At used car marketplace Cars24, ChatGPT Enterprise and Codex were deployed across approximately 600 employees, achieving 85% to 90% daily active usage across its central organization, according to OpenAI. This rapid integration confirms AI's immediate potential within product management workflows.
AI dramatically increases output in specific tasks. Yet, this efficiency rarely translates to faster overall project completion. Shifting bottlenecks and integration gaps prevent true acceleration. Companies are therefore realizing that successful AI integration demands a holistic approach to workflow redesign and data grounding, moving beyond mere tool deployment.
AI's Immediate Impact: Boosting Operations and Lead Recovery
Cars24 utilizes OpenAI-powered agents to manage over 1 million monthly conversation minutes, automating customer interactions at scale. These agents also recover 12% of lost sales leads. Deployments managing over 1 million monthly conversation minutes and recovering 12% of lost sales leads demonstrate AI's immediate, measurable impact on critical operational tasks, suggesting a clear path for rapid ROI in specific, high-volume functions.
Augmenting Professional Workflows: Product and Finance
Product managers at Cars24 use Codex to create and refine Linear tickets, streamlining development. Finance teams employ Codex for data extraction, analysis, and investor reporting. This shows AI's capacity to augment knowledge work, but also implies a growing reliance on AI for foundational data tasks, potentially shifting core skill requirements.
The New Bottleneck: Human Oversight
Despite AI accelerating code generation, software project delivery is not speeding up. The bottleneck has shifted to human oversight, ensuring AI-generated code aligns with business intent, according to Diginomica. Individual AI productivity boosts are often offset by new human review requirements. Companies celebrating these individual gains, like Cars24's 12% lead recovery, may overlook the hidden costs of new human oversight bottlenecks and fractured team collaboration. This dynamic suggests that without addressing human-AI collaboration, overall project velocity remains stagnant.

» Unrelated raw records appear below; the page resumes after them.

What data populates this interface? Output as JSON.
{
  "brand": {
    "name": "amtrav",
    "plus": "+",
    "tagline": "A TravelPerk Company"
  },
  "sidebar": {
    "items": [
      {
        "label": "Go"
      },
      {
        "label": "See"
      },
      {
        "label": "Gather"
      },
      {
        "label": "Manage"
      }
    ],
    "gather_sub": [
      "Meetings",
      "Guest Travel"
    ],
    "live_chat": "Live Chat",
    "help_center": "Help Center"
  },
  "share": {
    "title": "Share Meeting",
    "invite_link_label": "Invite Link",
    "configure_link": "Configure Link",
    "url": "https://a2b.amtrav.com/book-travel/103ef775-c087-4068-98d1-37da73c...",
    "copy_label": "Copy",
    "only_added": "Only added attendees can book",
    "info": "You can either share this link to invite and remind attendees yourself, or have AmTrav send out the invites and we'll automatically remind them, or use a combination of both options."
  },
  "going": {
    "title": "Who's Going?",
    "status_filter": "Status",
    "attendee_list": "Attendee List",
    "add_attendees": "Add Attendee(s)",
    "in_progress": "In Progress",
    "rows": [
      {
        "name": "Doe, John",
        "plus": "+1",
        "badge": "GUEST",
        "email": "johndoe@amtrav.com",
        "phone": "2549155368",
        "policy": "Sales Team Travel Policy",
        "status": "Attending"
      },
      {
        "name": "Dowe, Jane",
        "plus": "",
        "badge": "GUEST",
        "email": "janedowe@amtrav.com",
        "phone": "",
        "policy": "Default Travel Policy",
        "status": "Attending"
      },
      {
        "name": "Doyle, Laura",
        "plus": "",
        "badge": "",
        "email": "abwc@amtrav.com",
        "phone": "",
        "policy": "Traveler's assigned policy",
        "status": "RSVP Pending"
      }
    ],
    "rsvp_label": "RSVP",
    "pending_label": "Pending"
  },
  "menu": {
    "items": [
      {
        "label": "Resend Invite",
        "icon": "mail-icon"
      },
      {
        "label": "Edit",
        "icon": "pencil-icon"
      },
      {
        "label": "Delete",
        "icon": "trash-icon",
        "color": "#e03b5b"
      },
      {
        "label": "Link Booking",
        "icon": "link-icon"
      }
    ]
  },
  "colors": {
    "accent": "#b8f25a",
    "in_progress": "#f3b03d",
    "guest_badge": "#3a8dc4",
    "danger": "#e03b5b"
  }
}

Beyond Siloed Tools: Integrating AI for Collaboration
Many AI tools function as siloed personal productivity boosters. This risks fracturing team collaboration if they are not integrated into broader team processes, Diginomica reports. Organizations implementing AI as isolated tools, without addressing new human oversight or integrating into collaborative workflows, face significant challenges. True enterprise acceleration depends on overcoming these integration gaps, moving beyond individual hacks to systemic integration.
If organizations can effectively integrate AI beyond individual tools, addressing human oversight and grounding agents in comprehensive data, they will likely unlock the promised enterprise-wide acceleration in the coming years.